Of these setbacks, the third one is the worst. Most companies lease office space or own real estate that has disaster insurance. But it’s impossible to ensure data in the same way that you would a tangible asset. So the only way to ensure that disaster doesn’t destroy proprietary information forever is to store a copy of the data at another location – the first step in what is known as disaster recovery planning.
Disaster Recovery Basics
According to business continuity professionals, up to 80 percent of businesses never fully recover from a significant data loss. As a result, many companies go out of business in the months following the loss. This statistic demonstrates the importance of proprietary data and the need to implement a disaster recovery plan with an IT Companies specializing in disaster recovery.
Developing an initiative for a disaster recovery plan is the first phase of business continuity planning.
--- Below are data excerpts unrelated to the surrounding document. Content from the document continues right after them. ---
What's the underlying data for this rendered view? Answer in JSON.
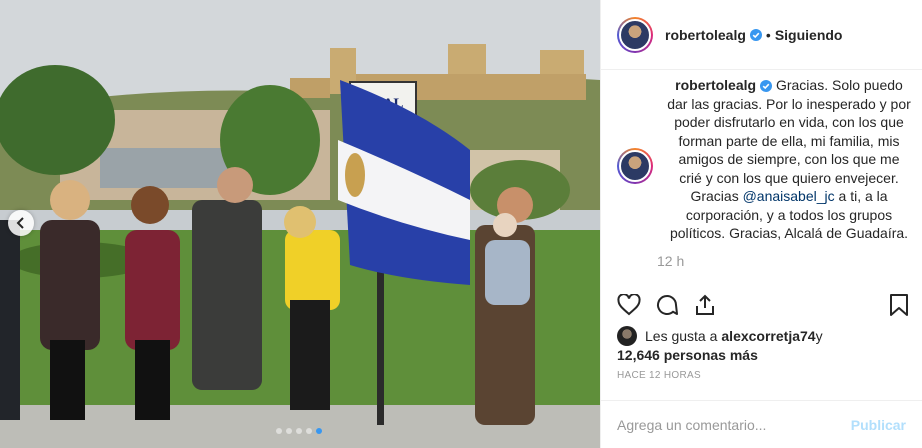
{
  "post": {
    "username": "robertolealg",
    "follow_status": "Siguiendo",
    "separator": "•",
    "caption_text": "Gracias. Solo puedo dar las gracias. Por lo inesperado y por poder disfrutarlo en vida, con los que forman parte de ella, mi familia, mis amigos de siempre, con los que me crié y con los que quiero envejecer. Gracias ",
    "mention": "@anaisabel_jc",
    "caption_tail": " a ti, a la corporación, y a todos los grupos políticos. Gracias, Alcalá de Guadaíra.",
    "caption_time": "12 h",
    "likes_prefix": "Les gusta a ",
    "likes_user": "alexcorretja74",
    "likes_and": " y",
    "likes_count": "12,646 personas más",
    "posted_ago": "HACE 12 HORAS",
    "sign_text": "LEAL"
  },
  "comment_box": {
    "placeholder": "Agrega un comentario...",
    "publish_label": "Publicar"
  },
  "carousel": {
    "total": 5,
    "active_index": 4
  },
  "icons": {
    "verified": "verified-badge-icon",
    "like": "heart-icon",
    "comment": "comment-icon",
    "share": "share-icon",
    "save": "bookmark-icon",
    "prev": "chevron-left-icon"
  },
  "colors": {
    "verified": "#3897f0",
    "mention": "#003569",
    "publish_disabled": "#b2dffc",
    "flag_blue": "#2840a8"
  }
}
If necessary, an IT professional services provider can help build internal support for the plan. Although businesses need different types of plans, each plan has three essential elements.
Offsite Data Storage
There are plenty of web-based options for offsite data storage. Ideally, a business should store its data with an IT professional services provider that offers disaster recovery planning. This will expedite migrating the data onto new hardware as the business moves to an alternative location in the wake of the disaster.
Emergency Hardware Deployment
As mentioned above, stored data must be migrated onto new hardware. An IT professional services company specializing in data recovery planning will provide the hardware and deploy SQM Club it to the secondary business location so the customer can have its network up and running within 48 hours of the disaster.
Identifying a Secondary Business Location
An IT professional services provider will recommend a secondary business location if the customer has difficulty selecting one. The service provider will also provide temporary staff for some of the customer’s employees who are indisposed.
Developing and testing a disaster recovery plan can take months, so starting the planning process now. If your business needs assistance developing a data recovery plan, it should consult with an IT professional services company specializing in disaster recovery today.